Son nom fait souvent beaucoup de bruit. Mais ce qu'il préfère, lui, c'est la tranquillité. Guirec Soudée, jeune marin aventurier trentenaire, est connu pour son périple de cinq ans à la voile, autour du monde, accompagné de sa poule Monique, ainsi que pour sa double traversée à la rame de l'océan Atlantique. Il ne se prépare pas au silence mais invente sa vie pour partir à sa recherche. Le vrai silence, c'est en mer qu'il le trouve. Il nous raconte.
"Le silence c'est quelque chose de fort, d'important, d'indispensable, mais pas que pour moi, pour tout le monde car c'est prendre le temps de vivre. C'est vraiment prendre le temps ".
À la conquête du silence
" En mer, j’essaie de me déplacer avec des moyens qui ne font pas de bruit, à la rame, à la voile... Quand j'allume un moteur, c'est un peu une punition. Le bruit vient gâcher ce moment de plaisir.
107 jours de mer en solitaire dont 90 sans moyen de communication, je repense souvent à cette traversée retour à la rame Cap-Cod - Brest."
"L'aventure est une chance à partir du moment où je vais dans un milieu silencieux. Je me retrouve en tête-à-tête avec moi-même. Je me régénère, je réfléchis."
Je choisis des endroits où il y a très peu de navigation maritime, j'évite les autoroutes de cargo.
Guirec Soudée
"La Route du rhum, la Jacques Vabre, The Transat CIC Lorient-New-York, sont des traversées de 10 à 15 jours qui ne me permettent pas de trouver un silence assez fort. Elles me sont cependant très importantes pour m'entraîner et me qualifier à des courses plus longues comme le Vendée Globe. Là, je sais que je trouverai des moments de vraie coupure avec la terre. J'attends ces départs avec impatience".

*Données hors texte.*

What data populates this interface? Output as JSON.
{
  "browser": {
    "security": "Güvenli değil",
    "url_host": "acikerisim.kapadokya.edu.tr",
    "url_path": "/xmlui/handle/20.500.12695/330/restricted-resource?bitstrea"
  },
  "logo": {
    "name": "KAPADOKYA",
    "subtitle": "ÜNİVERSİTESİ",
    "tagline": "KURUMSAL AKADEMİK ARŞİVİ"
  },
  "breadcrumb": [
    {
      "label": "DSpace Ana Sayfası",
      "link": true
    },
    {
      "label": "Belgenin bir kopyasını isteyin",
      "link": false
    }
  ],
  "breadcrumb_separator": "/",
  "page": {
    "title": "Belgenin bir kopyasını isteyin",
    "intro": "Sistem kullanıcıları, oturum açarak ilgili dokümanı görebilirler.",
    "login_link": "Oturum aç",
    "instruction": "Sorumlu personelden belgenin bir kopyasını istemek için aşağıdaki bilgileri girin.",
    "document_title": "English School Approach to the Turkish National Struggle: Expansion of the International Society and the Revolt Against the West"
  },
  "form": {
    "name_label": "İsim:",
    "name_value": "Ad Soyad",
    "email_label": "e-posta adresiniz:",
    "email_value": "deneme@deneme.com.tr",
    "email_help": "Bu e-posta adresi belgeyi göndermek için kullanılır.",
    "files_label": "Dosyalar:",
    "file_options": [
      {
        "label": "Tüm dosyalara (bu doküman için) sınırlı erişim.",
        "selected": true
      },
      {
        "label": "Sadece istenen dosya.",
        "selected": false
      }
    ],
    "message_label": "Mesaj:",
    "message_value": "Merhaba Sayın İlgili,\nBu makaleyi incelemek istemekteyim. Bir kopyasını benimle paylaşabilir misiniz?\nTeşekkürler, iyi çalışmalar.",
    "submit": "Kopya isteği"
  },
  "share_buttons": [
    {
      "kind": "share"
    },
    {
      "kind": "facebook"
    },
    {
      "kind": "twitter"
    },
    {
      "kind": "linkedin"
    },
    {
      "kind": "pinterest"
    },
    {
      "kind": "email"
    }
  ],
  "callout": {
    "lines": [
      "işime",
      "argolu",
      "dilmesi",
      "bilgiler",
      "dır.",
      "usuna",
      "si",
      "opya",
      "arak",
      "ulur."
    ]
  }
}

Se déconnecter, ralentir, prendre son temps
C'est très loin des bruits du monde, au large de Plougrescant, dans une petite île sauvage costarmoricaine, nommée Yvinec, que le navigateur aventurier a grandi. Le silence lui est familier et vital.
Le silence est un dépaysement, une forme de ralentissement, de liberté, une déconnexion du monde humain, une reconnexion avec soi-même et les éléments.
Guirec Soudée
"C'est prendre le temps de prendre soin de soi, de manger, d'observer, d'écouter, de se poser les bonnes questions, de partir sur quelque chose d'intéressant pour soi, de faire un bilan...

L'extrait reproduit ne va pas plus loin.